Bu gezide, SODEP’in durumunu gözlemeye çalışıyordum. “Beklemeciler" diye tanınan DSP ne olacaktı? Havza'da, görüştüğümüz ak saçlı Seyit Ali Ulu, önce Halkçı Parti'ye girmiş, sonra ayrılıp SODEP'e gelmişti. Seyit Ali Ulu, Havza'nın “Bektiğin" köyündendi.
Biri sordu:
Niye Halkçı Parti'ye girdin?
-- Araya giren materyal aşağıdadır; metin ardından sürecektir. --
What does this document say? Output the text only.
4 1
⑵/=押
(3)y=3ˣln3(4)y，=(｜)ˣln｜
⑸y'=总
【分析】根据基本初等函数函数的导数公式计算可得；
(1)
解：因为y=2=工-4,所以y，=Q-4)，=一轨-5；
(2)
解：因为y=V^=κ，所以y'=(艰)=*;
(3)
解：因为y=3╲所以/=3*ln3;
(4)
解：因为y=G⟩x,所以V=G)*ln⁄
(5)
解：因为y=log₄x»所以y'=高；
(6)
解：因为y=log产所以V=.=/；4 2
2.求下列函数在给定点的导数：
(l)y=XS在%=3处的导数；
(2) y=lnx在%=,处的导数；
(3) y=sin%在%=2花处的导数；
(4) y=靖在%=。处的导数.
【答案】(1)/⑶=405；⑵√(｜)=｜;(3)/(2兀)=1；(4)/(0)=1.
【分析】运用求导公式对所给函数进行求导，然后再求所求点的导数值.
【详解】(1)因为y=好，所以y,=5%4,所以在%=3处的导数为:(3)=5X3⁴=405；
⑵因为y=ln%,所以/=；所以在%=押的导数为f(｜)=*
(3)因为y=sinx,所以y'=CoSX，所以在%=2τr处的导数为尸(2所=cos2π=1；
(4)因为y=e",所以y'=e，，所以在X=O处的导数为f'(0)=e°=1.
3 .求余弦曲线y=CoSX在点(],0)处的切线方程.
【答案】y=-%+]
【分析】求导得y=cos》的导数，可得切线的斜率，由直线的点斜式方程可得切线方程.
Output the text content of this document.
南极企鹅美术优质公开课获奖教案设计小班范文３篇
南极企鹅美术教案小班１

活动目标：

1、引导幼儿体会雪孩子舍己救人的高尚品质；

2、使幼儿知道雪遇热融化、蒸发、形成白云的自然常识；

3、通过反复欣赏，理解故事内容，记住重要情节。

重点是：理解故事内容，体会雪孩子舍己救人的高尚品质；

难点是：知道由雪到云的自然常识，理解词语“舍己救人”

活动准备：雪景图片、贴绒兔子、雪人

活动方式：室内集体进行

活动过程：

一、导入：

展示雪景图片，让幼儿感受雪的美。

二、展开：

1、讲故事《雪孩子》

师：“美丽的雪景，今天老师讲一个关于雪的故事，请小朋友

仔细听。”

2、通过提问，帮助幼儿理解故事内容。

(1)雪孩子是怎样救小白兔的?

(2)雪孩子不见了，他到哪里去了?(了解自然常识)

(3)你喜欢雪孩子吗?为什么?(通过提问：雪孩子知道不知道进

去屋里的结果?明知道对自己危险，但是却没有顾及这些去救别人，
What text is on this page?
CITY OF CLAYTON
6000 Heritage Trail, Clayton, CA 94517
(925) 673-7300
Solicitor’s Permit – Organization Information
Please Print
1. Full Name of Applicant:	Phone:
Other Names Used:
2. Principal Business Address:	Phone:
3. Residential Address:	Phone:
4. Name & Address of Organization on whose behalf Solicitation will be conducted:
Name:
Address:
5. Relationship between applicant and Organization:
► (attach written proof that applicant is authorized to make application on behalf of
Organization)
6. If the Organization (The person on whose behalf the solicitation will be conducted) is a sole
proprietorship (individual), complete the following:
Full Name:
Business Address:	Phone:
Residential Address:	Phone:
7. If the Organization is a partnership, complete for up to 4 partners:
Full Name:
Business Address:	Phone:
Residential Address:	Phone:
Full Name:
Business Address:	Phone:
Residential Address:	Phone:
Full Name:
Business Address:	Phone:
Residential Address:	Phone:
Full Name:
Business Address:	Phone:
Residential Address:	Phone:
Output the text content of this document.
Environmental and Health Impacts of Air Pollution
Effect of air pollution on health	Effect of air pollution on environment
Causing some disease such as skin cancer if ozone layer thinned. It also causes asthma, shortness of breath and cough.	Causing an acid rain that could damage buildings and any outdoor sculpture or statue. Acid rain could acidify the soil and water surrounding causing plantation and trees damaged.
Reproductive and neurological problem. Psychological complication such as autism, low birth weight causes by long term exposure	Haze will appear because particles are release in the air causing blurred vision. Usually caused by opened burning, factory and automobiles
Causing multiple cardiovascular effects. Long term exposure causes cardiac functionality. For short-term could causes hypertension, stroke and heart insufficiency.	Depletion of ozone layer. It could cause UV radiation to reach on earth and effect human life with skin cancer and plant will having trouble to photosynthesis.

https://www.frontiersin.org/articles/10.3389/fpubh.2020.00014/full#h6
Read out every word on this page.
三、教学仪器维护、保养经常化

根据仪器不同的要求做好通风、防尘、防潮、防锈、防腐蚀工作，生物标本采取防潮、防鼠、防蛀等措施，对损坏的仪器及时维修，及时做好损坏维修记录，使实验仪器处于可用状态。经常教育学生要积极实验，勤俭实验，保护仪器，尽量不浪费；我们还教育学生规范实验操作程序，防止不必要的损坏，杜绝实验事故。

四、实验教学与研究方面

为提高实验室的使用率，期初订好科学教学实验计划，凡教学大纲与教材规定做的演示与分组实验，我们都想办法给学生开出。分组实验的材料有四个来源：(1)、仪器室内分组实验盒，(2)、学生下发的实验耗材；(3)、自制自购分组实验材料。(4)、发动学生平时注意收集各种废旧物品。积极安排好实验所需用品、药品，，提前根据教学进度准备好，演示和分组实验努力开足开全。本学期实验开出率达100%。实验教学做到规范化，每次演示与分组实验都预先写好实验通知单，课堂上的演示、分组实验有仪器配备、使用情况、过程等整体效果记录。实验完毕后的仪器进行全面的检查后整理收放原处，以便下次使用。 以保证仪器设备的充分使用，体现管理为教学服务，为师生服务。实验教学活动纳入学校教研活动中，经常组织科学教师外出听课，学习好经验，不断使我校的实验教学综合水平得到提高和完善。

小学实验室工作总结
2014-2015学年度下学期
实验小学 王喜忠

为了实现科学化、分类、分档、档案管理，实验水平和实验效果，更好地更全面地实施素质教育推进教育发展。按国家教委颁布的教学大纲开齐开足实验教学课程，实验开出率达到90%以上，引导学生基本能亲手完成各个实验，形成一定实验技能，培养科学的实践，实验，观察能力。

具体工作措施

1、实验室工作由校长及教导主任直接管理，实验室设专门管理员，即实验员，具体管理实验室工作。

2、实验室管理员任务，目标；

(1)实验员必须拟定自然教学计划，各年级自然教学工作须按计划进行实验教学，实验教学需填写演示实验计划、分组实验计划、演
Seyit Ali Ulu karşılık verdi:
Ne yapalım, konacak dal bulamayınca gitmiştik Halkçı Parti'ye.
Fatsa'da Zeki Muslu "Arap Zeki", solun birleşmesini şöyle çizmişti:
Zeytin dalına konmuş bir güvercin, arkada parlayan güneş...
Erdal Bey'in politikanın tadını aldığı kanısı var çok kişide. Amasya'da Gümüşhacıköy SODEP İlçe Başkanı Selahattin Eymirli, şöyle dedi:
Erdal Bey, Hint horozu gibi! Hint horozu, dayağı yedikçe kavganın içine, alana dalar!
* * *
"Hinthorozu" sözcüğünü bitişik yazdım. Kanımca 'H’nin de düşüp "Hintorozu”na dönüşmesi gerekir. Halk böyle söyler. Ancak ola ki, "bu durumda" 'Horoz' ortadan gidebilir diye "Hinthorozu” dedim. Yazım kılavuzlarında buna ilişkin bir şey bulamadım. Öğrendiğime göre, bu konuda dilciler arasında uzun tartışmalar olmuş. Bir sonuca varılamamış...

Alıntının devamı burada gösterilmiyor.